Il se releva et alla au mur en tirant avec lui toute la longueur de la chaîne. Elle comprit qu’il l’attachait par cette chaîne au mur de sa prison. Il n’avait donc pas l’intention de la tuer – enfin, pas tout de suite. Elle vit sa silhouette – plus mince qu’elle ne l’aurait imaginé – disparaître par une ouverture sombre, au bas de laquelle elle commença à distinguer des marches. De longues minutes plus tard, il revint avec un plateau qu’il déposa à côté d’elle. Sur le plateau, il y avait une bouteille d’eau en plastique, un paquet de biscuits, une serviette de bain, une boîte de lingettes parfumées, ainsi qu’un bloc-note Rhodia neuf, un crayon, un taille-crayon, et un objet en laiton et en verre, surmonté d’une anse.
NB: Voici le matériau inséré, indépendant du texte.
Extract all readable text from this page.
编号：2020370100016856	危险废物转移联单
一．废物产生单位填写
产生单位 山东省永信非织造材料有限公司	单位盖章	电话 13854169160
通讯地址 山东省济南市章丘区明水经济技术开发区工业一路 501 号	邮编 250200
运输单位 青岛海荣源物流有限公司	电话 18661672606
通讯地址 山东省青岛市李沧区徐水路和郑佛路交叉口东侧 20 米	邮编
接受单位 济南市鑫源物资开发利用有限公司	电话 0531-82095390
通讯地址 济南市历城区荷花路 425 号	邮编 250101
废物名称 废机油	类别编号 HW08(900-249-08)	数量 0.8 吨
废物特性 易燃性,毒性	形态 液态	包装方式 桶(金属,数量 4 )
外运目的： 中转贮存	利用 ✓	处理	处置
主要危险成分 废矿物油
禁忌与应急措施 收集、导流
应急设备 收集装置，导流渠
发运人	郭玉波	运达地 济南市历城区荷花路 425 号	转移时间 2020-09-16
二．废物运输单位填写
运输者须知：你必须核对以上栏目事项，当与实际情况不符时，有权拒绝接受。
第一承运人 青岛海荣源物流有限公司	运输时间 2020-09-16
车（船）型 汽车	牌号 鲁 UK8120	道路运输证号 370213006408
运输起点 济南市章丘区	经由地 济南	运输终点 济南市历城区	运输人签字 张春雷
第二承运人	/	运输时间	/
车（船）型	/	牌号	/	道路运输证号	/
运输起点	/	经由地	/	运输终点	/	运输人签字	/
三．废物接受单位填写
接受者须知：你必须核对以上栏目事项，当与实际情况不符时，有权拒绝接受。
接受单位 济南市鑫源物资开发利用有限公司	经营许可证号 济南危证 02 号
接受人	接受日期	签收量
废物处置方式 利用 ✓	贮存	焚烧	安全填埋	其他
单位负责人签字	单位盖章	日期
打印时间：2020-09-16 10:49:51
Elle reconnut une lampe à pétrole.
Il sortit une boîte d’allumettes de sa poche, ôta l’ampoule de verre et alluma la mèche avant de replacer l’ampoule. Une lumière diffuse et clignotante se dégagea, éclairant d’un halo verdâtre les environs immédiats.
– Quand vous n’en aurez pas besoin ou que vous voudrez dormir, il suffira de couper l’arrivée d’air pour l’éteindre. Comme cela, dit-il en joignant le geste au chuchotement. Je vous laisse les allumettes.
Elle n’osait toujours pas regarder dans sa direction, mais elle jeta un coup d’œil à la lampe et aux autres objets du plateau.
–  Qu’est-ce que vous attendez de moi ? dit-elle.
–  Que vous écriviez clairement et lisiblement tout ce que vous savez sur les Dolf, si vous voulez revoir la lumière du jour. Sans rien oublier et sans mentir.
–  Mais je ne suis qu’une pièce rapportée, je ne sais rien sur les Dolf !
Il lui donna un coup sec de deux doigts tendus dans le plexus, et elle crut qu’elle allait mourir de douleur. Elle ne pouvait plus respirer, et un voile blanc tomba sur ses yeux. Il attendit patiemment que la douleur s’estompe.
–  Vous mentez, dit-il. Ne recommencez pas ou ce que je viens de vous faire vous paraître une douce plaisanterie à côté de ce que je vous infligerai. Et qui laissera des traces indélébiles sur votre jolie peau.
–  Oh Mon Dieu, gémit-elle.
Malgré la fraîcheur de la cave, elle était baignée de sueur.
– Mais si vous ne mentez pas, votre ordinaire s’améliorera et je pourrai même envisager de vous libérer. Regardez là-bas.
Il indiquait le fond de la cave.
–  Il y a un matelas, des couvertures, et une cuvette avec un robinet. Eau froide seulement. Il y a aussi un seau pour évacuer. Et du savon noir. Je vous apporterai également de quoi vous changer. Sous le sommier, il y a un conduit vertical d’un diamètre d’environ un mètre, fermé par une trappe en bois. Ce conduit se transforme en boyau qui mène à une rivière souterraine. Si je jette votre corps dans ce conduit, il ne réapparaîtra jamais. En tous cas pas avant des centaines d’années. Des spéléologues de l’an 3000 découvriront votre squelette et se poseront longtemps des questions sur la femme du deuxième millénaire, après avoir daté vos os au carbone 14.
–  C’est bon, j’ai compris, dit-elle. Pas la peine d’en rajouter, je crève de peur. Regardez, je tremble de partout. Vous n’avez pas honte de terroriser une femme ?
–  Non. Si vous mentez, je le saurai. Juste pour vous donner une petite indication, vous voulez que je vous dise de quel homme vous étiez la maîtresse soumise de 1996à 2006, date à laquelle il vous a définitivement quitté pour une maitresse plus jeune ?
–  C’est bon. Par quoi voulez-vous que je commence ? dit-elle.
–  Par ce qui vous vient à l’esprit. Tout ce que vous avez pu glaner au cours des années m’intéresse. Tout ce que vous avez vu, lu, entendu qui concerne les Dolf. Je sais que vous connaissez la plupart de leurs secrets. Pas tous, mais la plupart. Je ne parle pas de racontars, je veux des informations de première main. Justes. Vérifiables. A plus tard. Quand il se redressa, elle entendit son genou craquer. Il était sans doute moins jeune que son allure ne le suggérait. Il lui tourna le dos et partit. Elle perçut à peine le bruit de ses pas sur les marches de pierre, puis le silence…
Il devait y avoir au moins une porte entre elle et la liberté, mais cette porte était tellement éloignée, qu’elle ne l’avait pas entendue s’ouvrir, ni se refermer… Elle frissonna. Et une bouffée d’optimisme la saisit. Elle était vivante. On ne l’avait ni violée ni blessée. Il y avait de l’espoir.